Hardware Acceleration for AI applications and Neuromorphic Computing

Artificial Intelligent algorithms are exerting an evolutionary influence on human society covering a wide spectrum of applications, including image recognition, speech understanding, robots intelligence, traffic control, and data analytics. The improving performance of Artificial Intelligent algorithms demand high-performance computation and memory resources. Domain specific architecture, hardware friendly algorithms as well as emerging technologies are necessary to fuel the development of Artificial Intelligent applications. Our research focus on addressing the challenges of AI hardware acceleration and neuromorphic computing in the following three aspects:

A.Solving the Computing Challenges for AI applications

We address the computing challenges for AI hardware acceleration with various approaches: (1) Instruction set architecture design for neural network. Collaborating with Cambricon Inc and Chinese Academy of Science, we propose a novel domain-specific Instruction Set Architecture (ISA) for NN accelerators, based on a comprehensive analysis of existing NN techniques.  (2) We study FPGA-based Deep-Neural Network Accelerators design to achieve high-performance and low power implementation. Software-optimization techniques from Deephi such as model compression leads to significant power savings and performance improvement. Deep Learning Accelerator Unit (DLAU) accelerator employs three pipelined processing units to improve the throughput and utilizes tile techniques to explore locality for deep learning applications (3) Heterogeneous computing for neural network applications and robotics applications. We propose CNNLab, a novel deep learning framework using GPU and FPGA-based accelerators. CNNLab provides a uniform programming model to users so that the hardware implementation and the scheduling are invisible to the programmers. For robotic workloads, we propose a heterogeneous architecture named HEMERA, to achieve required performance and energy efficiency. A runtime framework is further proposed to efficiently manage acceleration of different workloads.

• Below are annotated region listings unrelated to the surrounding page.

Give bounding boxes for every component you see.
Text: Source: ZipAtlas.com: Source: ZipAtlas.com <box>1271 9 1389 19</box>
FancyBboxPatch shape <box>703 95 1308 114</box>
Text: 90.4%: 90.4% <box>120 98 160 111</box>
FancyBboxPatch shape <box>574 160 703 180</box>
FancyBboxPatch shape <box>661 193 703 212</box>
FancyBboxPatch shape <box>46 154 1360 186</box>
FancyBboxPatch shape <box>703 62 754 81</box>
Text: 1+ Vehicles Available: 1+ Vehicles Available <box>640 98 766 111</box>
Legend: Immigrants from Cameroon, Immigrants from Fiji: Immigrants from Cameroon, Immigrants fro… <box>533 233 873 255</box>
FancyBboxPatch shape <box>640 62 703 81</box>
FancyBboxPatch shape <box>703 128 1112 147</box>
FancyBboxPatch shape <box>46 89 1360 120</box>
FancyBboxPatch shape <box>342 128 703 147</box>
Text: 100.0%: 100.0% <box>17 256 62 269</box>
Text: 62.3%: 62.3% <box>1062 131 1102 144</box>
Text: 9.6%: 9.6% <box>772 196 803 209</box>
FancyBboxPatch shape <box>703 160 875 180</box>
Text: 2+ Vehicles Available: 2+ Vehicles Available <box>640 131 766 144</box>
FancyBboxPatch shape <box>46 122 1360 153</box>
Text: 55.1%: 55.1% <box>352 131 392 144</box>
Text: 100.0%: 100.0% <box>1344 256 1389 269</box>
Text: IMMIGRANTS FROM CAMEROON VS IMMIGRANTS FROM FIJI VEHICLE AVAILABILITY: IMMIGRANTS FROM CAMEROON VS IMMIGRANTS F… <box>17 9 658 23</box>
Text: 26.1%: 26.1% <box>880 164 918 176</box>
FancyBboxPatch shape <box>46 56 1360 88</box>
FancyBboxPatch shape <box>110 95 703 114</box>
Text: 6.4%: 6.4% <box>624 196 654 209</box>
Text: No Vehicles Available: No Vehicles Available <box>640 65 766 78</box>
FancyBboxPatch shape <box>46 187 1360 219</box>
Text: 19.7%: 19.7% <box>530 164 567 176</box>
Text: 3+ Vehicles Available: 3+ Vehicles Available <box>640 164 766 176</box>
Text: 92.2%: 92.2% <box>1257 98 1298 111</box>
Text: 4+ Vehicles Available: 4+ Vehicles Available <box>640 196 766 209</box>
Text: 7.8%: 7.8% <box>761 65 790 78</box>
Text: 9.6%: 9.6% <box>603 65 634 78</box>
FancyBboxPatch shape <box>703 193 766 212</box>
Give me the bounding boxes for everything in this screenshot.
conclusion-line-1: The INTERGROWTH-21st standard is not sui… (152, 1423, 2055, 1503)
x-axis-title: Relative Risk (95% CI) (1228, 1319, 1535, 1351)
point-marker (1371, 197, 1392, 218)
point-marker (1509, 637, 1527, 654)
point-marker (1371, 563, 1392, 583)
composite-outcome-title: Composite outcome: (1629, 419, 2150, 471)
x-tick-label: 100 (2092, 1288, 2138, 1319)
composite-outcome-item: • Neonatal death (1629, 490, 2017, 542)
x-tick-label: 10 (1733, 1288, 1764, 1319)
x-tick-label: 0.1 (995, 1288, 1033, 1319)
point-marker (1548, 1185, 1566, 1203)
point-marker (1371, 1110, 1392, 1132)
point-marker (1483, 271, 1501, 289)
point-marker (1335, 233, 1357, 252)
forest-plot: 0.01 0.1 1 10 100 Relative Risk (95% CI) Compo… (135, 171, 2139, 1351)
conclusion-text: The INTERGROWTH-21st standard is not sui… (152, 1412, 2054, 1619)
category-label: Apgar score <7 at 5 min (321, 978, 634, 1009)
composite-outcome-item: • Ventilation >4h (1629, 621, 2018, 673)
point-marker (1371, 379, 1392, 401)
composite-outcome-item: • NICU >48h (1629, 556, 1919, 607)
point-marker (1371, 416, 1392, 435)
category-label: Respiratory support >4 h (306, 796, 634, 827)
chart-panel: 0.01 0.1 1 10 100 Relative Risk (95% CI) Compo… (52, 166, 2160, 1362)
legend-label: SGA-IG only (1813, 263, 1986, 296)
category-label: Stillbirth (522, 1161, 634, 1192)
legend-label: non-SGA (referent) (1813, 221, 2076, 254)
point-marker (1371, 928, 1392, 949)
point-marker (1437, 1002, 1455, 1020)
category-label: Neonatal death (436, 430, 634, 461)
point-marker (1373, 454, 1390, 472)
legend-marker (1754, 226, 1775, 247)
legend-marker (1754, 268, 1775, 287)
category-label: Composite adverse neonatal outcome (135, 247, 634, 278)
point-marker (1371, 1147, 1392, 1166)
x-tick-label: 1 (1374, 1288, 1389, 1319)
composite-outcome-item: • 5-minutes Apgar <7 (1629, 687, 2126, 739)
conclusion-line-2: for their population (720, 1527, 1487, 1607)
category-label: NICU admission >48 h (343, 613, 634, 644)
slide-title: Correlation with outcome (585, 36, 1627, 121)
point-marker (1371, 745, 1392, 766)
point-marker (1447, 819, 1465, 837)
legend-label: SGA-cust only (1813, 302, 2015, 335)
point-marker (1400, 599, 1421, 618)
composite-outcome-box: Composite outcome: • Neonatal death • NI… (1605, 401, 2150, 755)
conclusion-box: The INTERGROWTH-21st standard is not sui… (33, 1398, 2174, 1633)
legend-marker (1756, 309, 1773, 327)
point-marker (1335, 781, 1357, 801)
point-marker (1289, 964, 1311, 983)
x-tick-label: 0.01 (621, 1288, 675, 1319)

B.Solving the Memory Challenges for AI Hardware Acceleration

We propose various methods to boost the memory performance and energy efficiency for AI acceleration: (1) Process-In-Memory Accelerator Using Emerging Non-volatile Devices (PRIME). Processing-in-memory (PIM) is a promising solution to address the “memory wall” challenges for future computer systems. The emerging metal-oxide resistive random access memory (ReRAM) has showed its potential to be used for main memory. (2) DRAM-based Reconfigurable In-situ Processing architecture (DRISA). DRISA is majorly composed of DRAM memory arrays in which each memory bitline is designed to perform bitwise Boolean logic operations (such as NOR) and support in-situ computing. (3) HBM-Enabled GPU for Data-intensive Applications. We propose a software pipeline to alleviate the capacity limitation of the HBM for CNN. We then design two programming techniques to improve the utilization of memory bandwidth for BFS application.

C.Novel Architecture Design for Neuromorphic Computing with Emerging Technology

Neuromorphic computing learns from the high energy-efficiency information processing capability from human brain. We proposes many novel architectures for neuromorphic computing enabling by emerging device and circuit technologies. (1) Simulation Platform for Memristor-based Neuromorphic Computing System.  We propose a simulation platform for the memristor-based neuromorphic system, called MNSIM. A hierarchical structure for memristor-based neuromorphic computing accelerator is proposed to provides flexible interfaces for customization. (2) Training-in-memory Architecture for RRAM-based Multilayer Neural Networks. We propose a novel architecture, TIME, and peripheral circuit designs to enable the training of NN in RRAM. (3) Neural Network Transformation and Co-design under Neuromorphic Hardware Constraints. We propose a toolset called NEUTRAMS (Neural network Transformation, Mapping and Simulation), and include three key components: a neural network (NN) transformation algorithm, a configurable clock-driven simulator of neuromorphic chips and an optimized runtime tool that maps NNs onto the target hardware for better resource utilization.(4) We also study how to utilize 3D technology to better support Neural Networks.